Exclusive: Facebook investors look for exits
A group of Facebook shareholders is seeking to offload $1 billion worth of shares on the secondary market, a sale that would value the company at more than $70 billion, according to five sources with direct knowledge of the situation.
It would represent one of the largest transactions of Facebook shares to date and points to a growing wariness among early-stage investors and employees who fear Facebook's growth cannot keep pace with its market valuation.
The sellers have lowered their price after previously trying to offload shares at a price that valued the company at $90 billion, which would make Facebook more valuable than Time Warner Inc and News Corp combined. But buyers balked.
At the current valuation where it is, it is really hard to justify the investment, said Sumeet Jain, partner at venture capital firm CMEA Capital, who has examined Facebook deals recently and has taken a pass. It's hard to imagine it will turn into a $270 billion company in the next few years.
The current deal, which includes stock held by Facebook employees, is awaiting approval from top Facebook executives including Chief Executive Mark Zuckerberg and Chief Financial Officer David Ebersman, according to two sources.
Facebook declined to comment.
Investors, ranging from venture capital firms to rich individuals to investment banks, have scrambled to get a piece of the privately held company before its expected IPO next year.
Facebook raised $500 million from Goldman Sachs Group, and Russia's Digital Sky Technologies, for instance, giving it a market value of $50 billion. Weeks later, private equity firm General Atlantic piled into the company, valuing it at $65 billion, according to CNBC.
Tim Draper, the well known venture capital partner who founded Draper Fisher Jurvetson, told Reuters this month he recently looked at buying shares of Facebook deals, but passed because of an unattractive valuation.
One wealthy person, who has fielded calls for the past month involving Facebook pitches in the range of $200 million to $1 billion, is also sitting on the sidelines.
It's priced to perfection in the private marketplace, said the person, who did not want to be named. The person said the pitches implied a valuation of $90 billion. I don't like to own anything I can't sell right now.
Created in a Harvard University dorm room in 2004, Facebook rocketed from an online directory created for college students to the world's No. 1 social network with more than 500 million members worldwide.
The company's astounding growth and popularity have put some of the Internet's biggest guns on notice -- including Google Inc -- and have made it the darling of investors seeking to stake out claims in private companies before they go public.

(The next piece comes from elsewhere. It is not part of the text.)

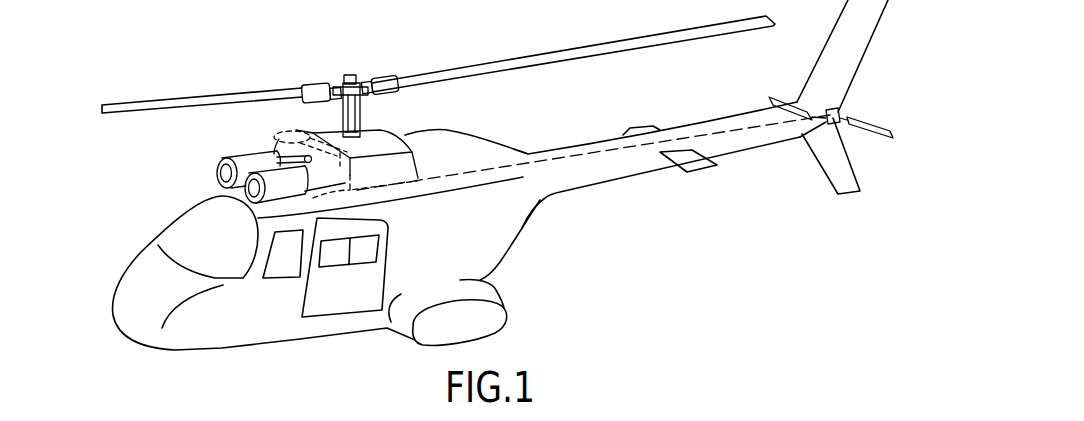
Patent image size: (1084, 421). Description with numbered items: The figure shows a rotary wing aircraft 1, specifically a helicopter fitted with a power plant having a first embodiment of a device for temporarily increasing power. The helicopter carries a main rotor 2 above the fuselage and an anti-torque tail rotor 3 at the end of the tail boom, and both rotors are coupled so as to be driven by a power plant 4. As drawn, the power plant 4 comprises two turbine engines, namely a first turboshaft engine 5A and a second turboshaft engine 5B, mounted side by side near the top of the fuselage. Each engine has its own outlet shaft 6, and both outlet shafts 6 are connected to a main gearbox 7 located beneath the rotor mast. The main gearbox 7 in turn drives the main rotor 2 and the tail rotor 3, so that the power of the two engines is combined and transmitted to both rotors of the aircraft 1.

Facebook, the world's No. 1 Internet social network, earned $355 million in net income in the first nine months of 2010 on revenue of $1.2 billion.
It is one of a handful of Internet companies including Twitter, Groupon and Zynga whose soaring valuations recall the heady days of the late 1990s.
It is questionable whether new investors would realize the exponential growth that early-stage investors got in Facebook, said Oppenheimer & Co managing director Stephen Todd Walker.
That's particularly true, he said, as the company faces more competition abroad from social networking sites like China's Renren Inc, which is expected to go public next week.
For Facebook, the larger you get, the harder it is to have that explosive growth, said Walker.
Nonetheless, an array of investors has piled into Facebook. Mutual fund giant T. Rowe Price recently disclosed that several of its funds owned stakes in Facebook, valuing the company at $25 per share, which implies a valuation of $50 billion.
Yet one hedge fund manager who passed on smaller Facebook deals recently said that, for him, the opportunity to get in on the action had passed.
By the time T. Rowe Price is investing, he said, you know it's too late.